In 1994, a plane carrying the Rwandan president Juvénal Habyarimana - and Cyprien Ntaryamira, the Hutu president of Burundi - was shot down as it prepared to land in Kigali, killing everyone on board.

McLeod says the Tutsi were blamed for downing the plane.

"There were calls for regular Rwandans, regular Hutus to take arms and to go and avenge the president or go and do what needs to be done, and that was broadcast everywhere."

The incident is widely seen as the tipping point for the massacre. 

An estimated 800,000 Tutsis were killed in the days and weeks afterwards by extremist Hutus in villages across the country, and at checkpoints manned by the Presidential Guard. 

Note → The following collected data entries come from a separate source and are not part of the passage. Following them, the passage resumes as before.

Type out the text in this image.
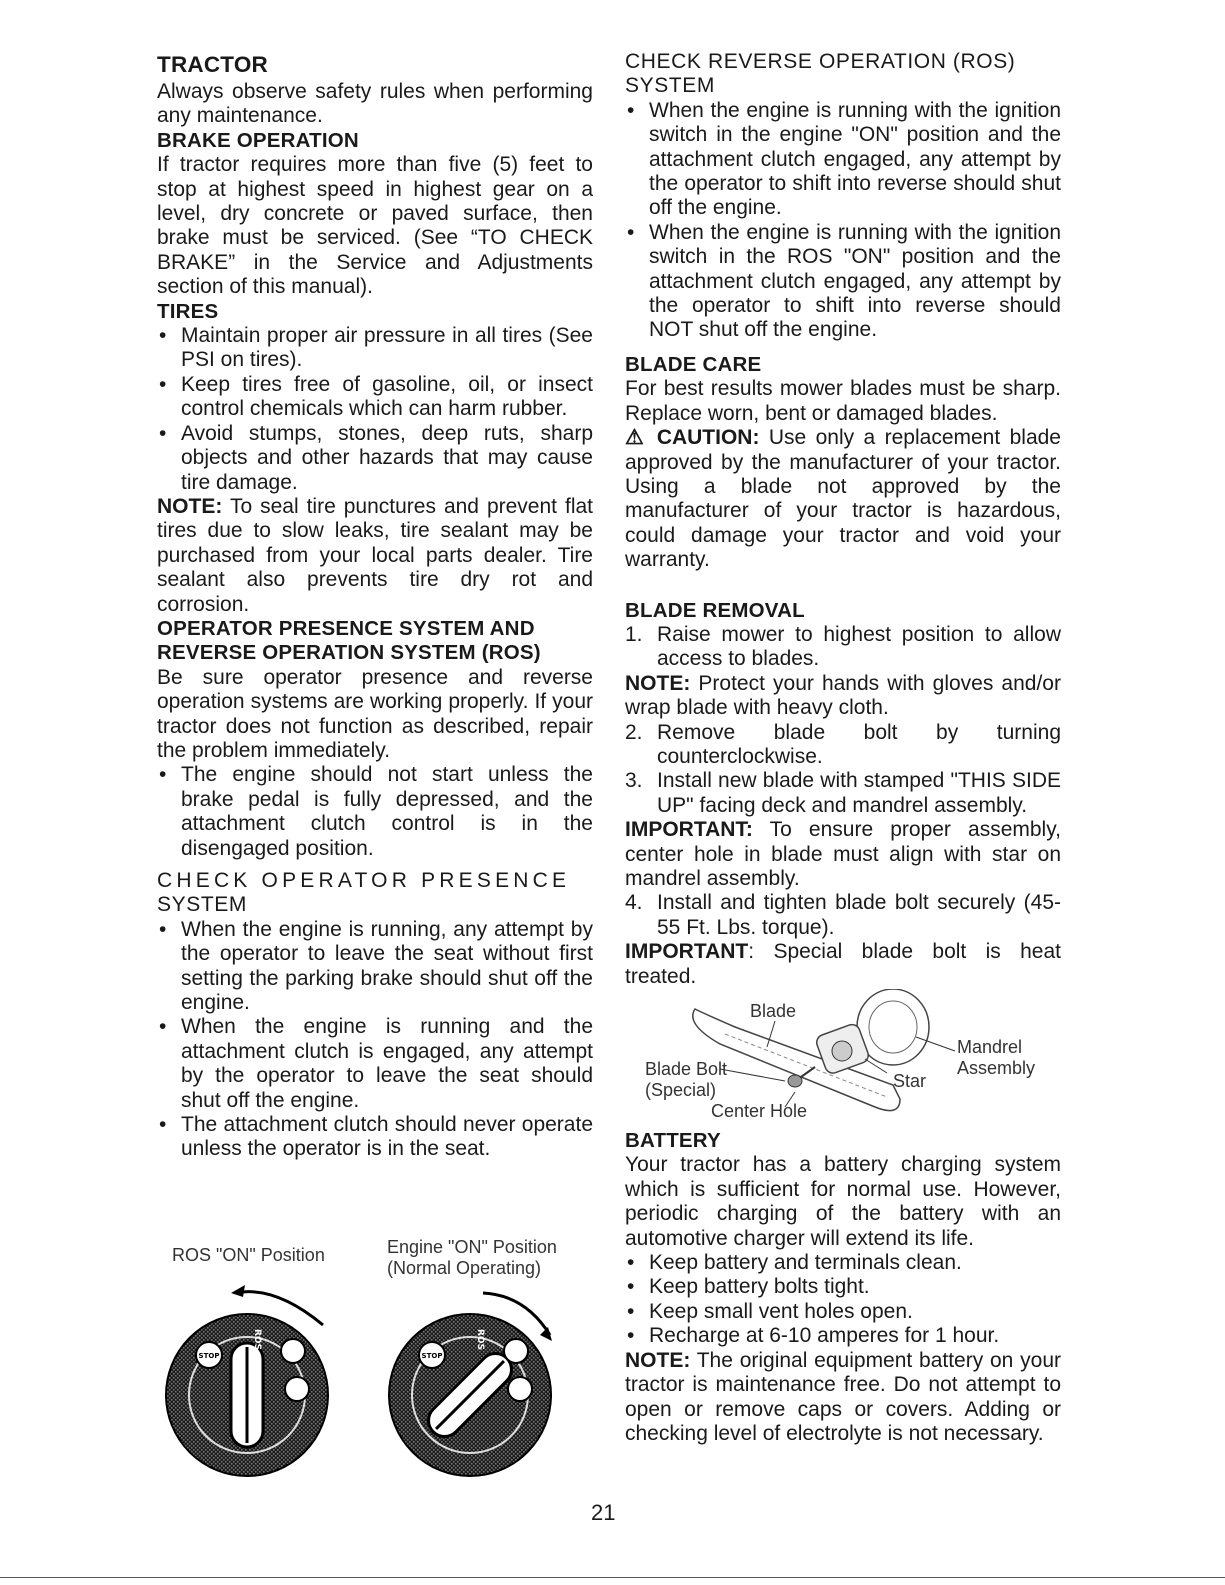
TRACTOR

Always observe safety rules when performing any maintenance.

BRAKE OPERATION

If tractor requires more than five (5) feet to stop at highest speed in highest gear on a level, dry concrete or paved surface, then brake must be serviced. (See “TO CHECK BRAKE” in the Service and Adjustments section of this manual).

TIRES
• Maintain proper air pressure in all tires (See PSI on tires).
• Keep tires free of gasoline, oil, or insect control chemicals which can harm rubber.
• Avoid stumps, stones, deep ruts, sharp objects and other hazards that may cause tire damage.

NOTE: To seal tire punctures and prevent flat tires due to slow leaks, tire sealant may be purchased from your local parts dealer. Tire sealant also prevents tire dry rot and corrosion.

OPERATOR PRESENCE SYSTEM AND
REVERSE OPERATION SYSTEM (ROS)

Be sure operator presence and reverse operation systems are working properly. If your tractor does not function as described, repair the problem immediately.

• The engine should not start unless the brake pedal is fully depressed, and the attachment clutch control is in the disengaged position.
CHECK OPERATOR PRESENCE
SYSTEM
• When the engine is running, any attempt by the operator to leave the seat without first setting the parking brake should shut off the engine.
• When the engine is running and the attachment clutch is engaged, any attempt by the operator to leave the seat should shut off the engine.
• The attachment clutch should never operate unless the operator is in the seat.
ROS "ON" Position	Engine "ON" Position
(Normal Operating)
STOP
ROS
STOP
ROS
CHECK REVERSE OPERATION (ROS)
SYSTEM
• When the engine is running with the ignition switch in the engine "ON" position and the attachment clutch engaged, any attempt by the operator to shift into reverse should shut off the engine.
• When the engine is running with the ignition switch in the ROS "ON" position and the attachment clutch engaged, any attempt by the operator to shift into reverse should NOT shut off the engine.
BLADE CARE

For best results mower blades must be sharp. Replace worn, bent or damaged blades.

⚠ CAUTION: Use only a replacement blade approved by the manufacturer of your tractor. Using a blade not approved by the manufacturer of your tractor is hazardous, could damage your tractor and void your warranty.

BLADE REMOVAL
1. Raise mower to highest position to allow access to blades.

NOTE: Protect your hands with gloves and/or wrap blade with heavy cloth.

2. Remove blade bolt by turning counterclockwise.
3. Install new blade with stamped "THIS SIDE UP" facing deck and mandrel assembly.

IMPORTANT: To ensure proper assembly, center hole in blade must align with star on mandrel assembly.

4. Install and tighten blade bolt securely (45-55 Ft. Lbs. torque).

IMPORTANT: Special blade bolt is heat treated.

Blade
Mandrel
Assembly
Blade Bolt
(Special)	Star
Center Hole
BATTERY

Your tractor has a battery charging system which is sufficient for normal use. However, periodic charging of the battery with an automotive charger will extend its life.

• Keep battery and terminals clean.
• Keep battery bolts tight.
• Keep small vent holes open.
• Recharge at 6-10 amperes for 1 hour.

NOTE: The original equipment battery on your tractor is maintenance free. Do not attempt to open or remove caps or covers. Adding or checking level of electrolyte is not necessary.

21
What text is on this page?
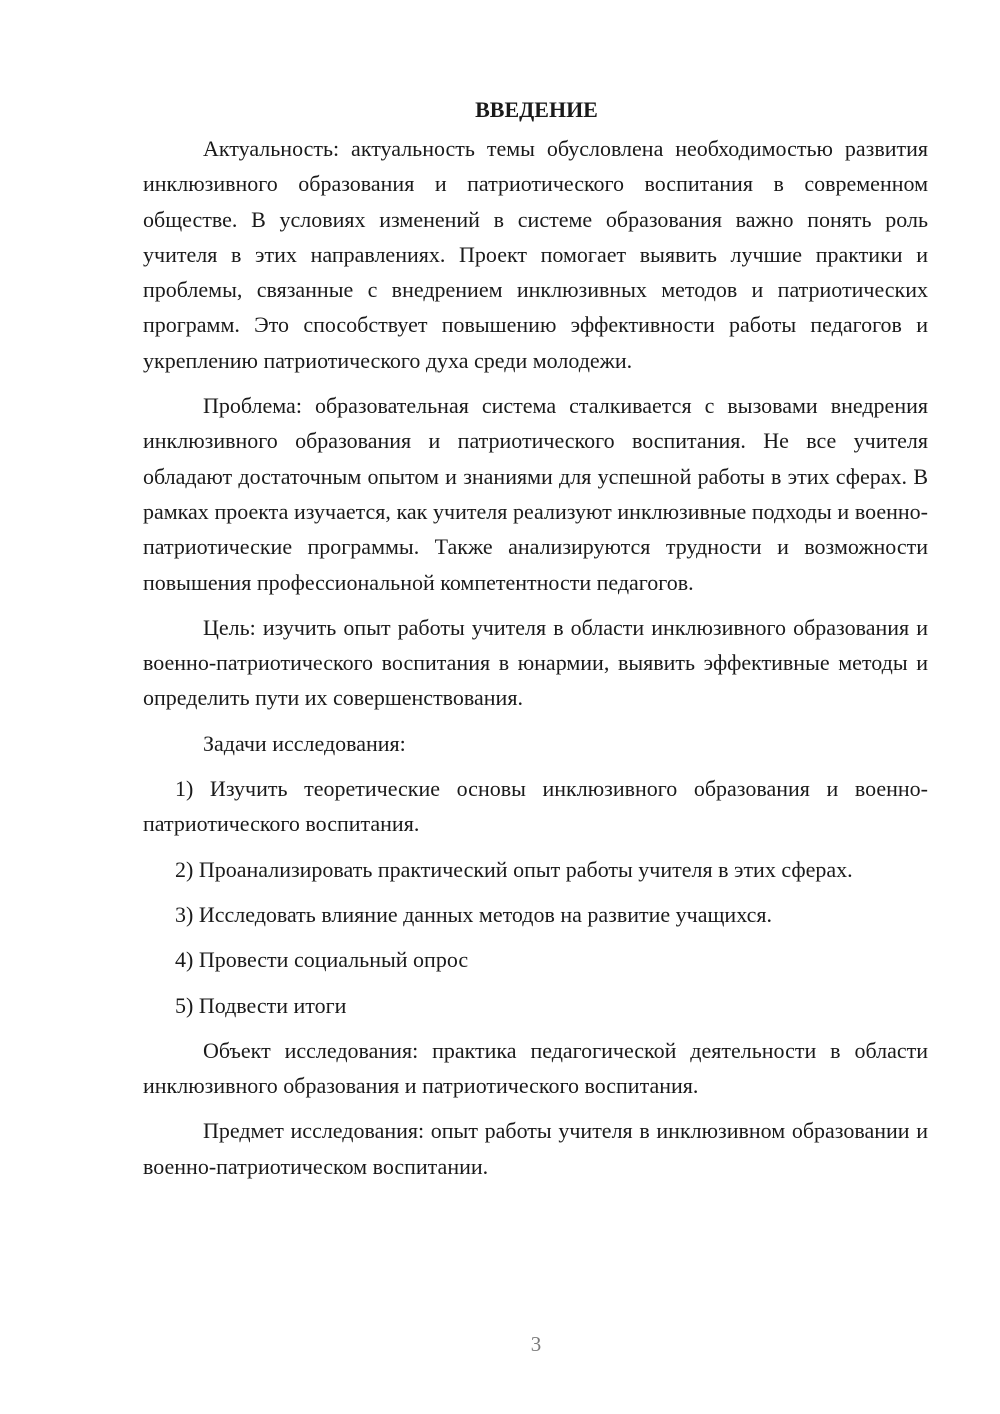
ВВЕДЕНИЕ

Актуальность: актуальность темы обусловлена необходимостью развития инклюзивного образования и патриотического воспитания в современном обществе. В условиях изменений в системе образования важно понять роль учителя в этих направлениях. Проект помогает выявить лучшие практики и проблемы, связанные с внедрением инклюзивных методов и патриотических программ. Это способствует повышению эффективности работы педагогов и укреплению патриотического духа среди молодежи.

Проблема: образовательная система сталкивается с вызовами внедрения инклюзивного образования и патриотического воспитания. Не все учителя обладают достаточным опытом и знаниями для успешной работы в этих сферах. В рамках проекта изучается, как учителя реализуют инклюзивные подходы и военно-патриотические программы. Также анализируются трудности и возможности повышения профессиональной компетентности педагогов.

Цель: изучить опыт работы учителя в области инклюзивного образования и военно-патриотического воспитания в юнармии, выявить эффективные методы и определить пути их совершенствования.

Задачи исследования:

1) Изучить теоретические основы инклюзивного образования и военно-патриотического воспитания.

2) Проанализировать практический опыт работы учителя в этих сферах.

3) Исследовать влияние данных методов на развитие учащихся.

4) Провести социальный опрос

5) Подвести итоги

Объект исследования: практика педагогической деятельности в области инклюзивного образования и патриотического воспитания.

Предмет исследования: опыт работы учителя в инклюзивном образовании и военно-патриотическом воспитании.

3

Some moderate Hutus who tried to protect members of the Tutsi minority were also targeted.

President Paul Kagame’s rebel group, the Tutsi-led Rwandan Patriotic Front, stopped the genocide after 100 days, seizing power and ruling Rwanda ever since, unchallenged.

Changes have also been introduced to address the tensions.

Rwandan authorities have heavily promoted national unity among the majority Hutu and the minority Tutsi and Twa, with a separate government ministry dedicated to reconciliation efforts.

Rwandan ID cards no longer identify a person by ethnicity, and lessons about the genocide are part of the curriculum in schools.

At a ceremony to mark the 30th anniversary of the genocide, Paul Kagame has said all of these things have been essential for peace.

"Our journey has been long and tough. Rwanda was completely humbled by the magnitude of our loss. And the lessons we learnt are engraved in blood. But the tremendous progress of our country is plain to see and it is a result of the choices we made together to resurrect our nation."